The rising prevalence of osteoarthritis, associated with an ageing population, is expected to deliver increasing demand across Scotland for arthroplasty services in the future. Understanding the scale of potential change to operative workflow is essential to ensure adequate provision of services and prevent prolonged waiting times that can cause patient harm. This future service demand for primary and revision hip arthroplasty across Scotland, and the rest of the U.K., is hitherto unknown. We set out to provide projections of future primary & revision hip arthroplasty out to 2038 utilising historical trend data (2008–2018) from the Scottish Arthroplasty Project. All analyses were performed using the Holt's exponential smoothing projection method with the forecast package in R statistics. Results were adjusted for projected future population estimates provided by National Records of Scotland. Independent age & sex group predictions were also performed. All results are presented per 100,000 population at-risk per year (/100k/year). The predicted rise of primary hip arthroplasty for all ages is from 120/100k/year in 2018 to 152/100k/year in 2038, a 27% increase. Based on a static 3 day length of stay average this would see 4280 additional patient bed days required for primary hip arthroplasty patients per annum. The number of revision hip arthroplasty procedures for all ages is projected to fall from 14/100k/year to 4/100k/year based on historical trend data.
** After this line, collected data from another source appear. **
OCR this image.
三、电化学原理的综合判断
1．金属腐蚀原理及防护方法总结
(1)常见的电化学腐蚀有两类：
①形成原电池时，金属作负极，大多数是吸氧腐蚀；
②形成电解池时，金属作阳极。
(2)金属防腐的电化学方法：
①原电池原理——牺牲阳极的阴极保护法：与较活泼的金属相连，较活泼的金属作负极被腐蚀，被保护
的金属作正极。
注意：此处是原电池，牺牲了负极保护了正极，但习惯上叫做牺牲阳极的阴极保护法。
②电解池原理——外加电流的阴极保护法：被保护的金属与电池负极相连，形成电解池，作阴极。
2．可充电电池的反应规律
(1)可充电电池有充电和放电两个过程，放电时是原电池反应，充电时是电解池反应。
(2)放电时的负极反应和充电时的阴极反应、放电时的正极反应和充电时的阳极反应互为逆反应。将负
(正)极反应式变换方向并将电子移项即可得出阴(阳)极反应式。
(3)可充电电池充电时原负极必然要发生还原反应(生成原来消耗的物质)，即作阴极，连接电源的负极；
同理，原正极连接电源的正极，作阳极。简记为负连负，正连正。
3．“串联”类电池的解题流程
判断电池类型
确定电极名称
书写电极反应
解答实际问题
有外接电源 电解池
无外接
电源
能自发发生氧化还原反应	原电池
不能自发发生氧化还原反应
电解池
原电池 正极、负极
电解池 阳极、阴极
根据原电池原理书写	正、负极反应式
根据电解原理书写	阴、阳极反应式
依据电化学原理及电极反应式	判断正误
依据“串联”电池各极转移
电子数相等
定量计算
This does not however take into account the suspect increase in primary arthroplasty numbers that is likely to influence future revision rates. Anticipated future demand for primary hip arthroplasty will require significant additional resource and funding to prevent deterioration in quality of care and an increase in patient wait times. Demand for revision arthroplasty is set to decrease, likely on account of improved implant materials, technique, and understanding of best practice to minimise complication risk. This doesn't however take into account the impact of the complex interaction between an increasing primary arthroplasty rate and revision risk. Understanding presented projections of changes to arthroplasty demand is key to future service delivery.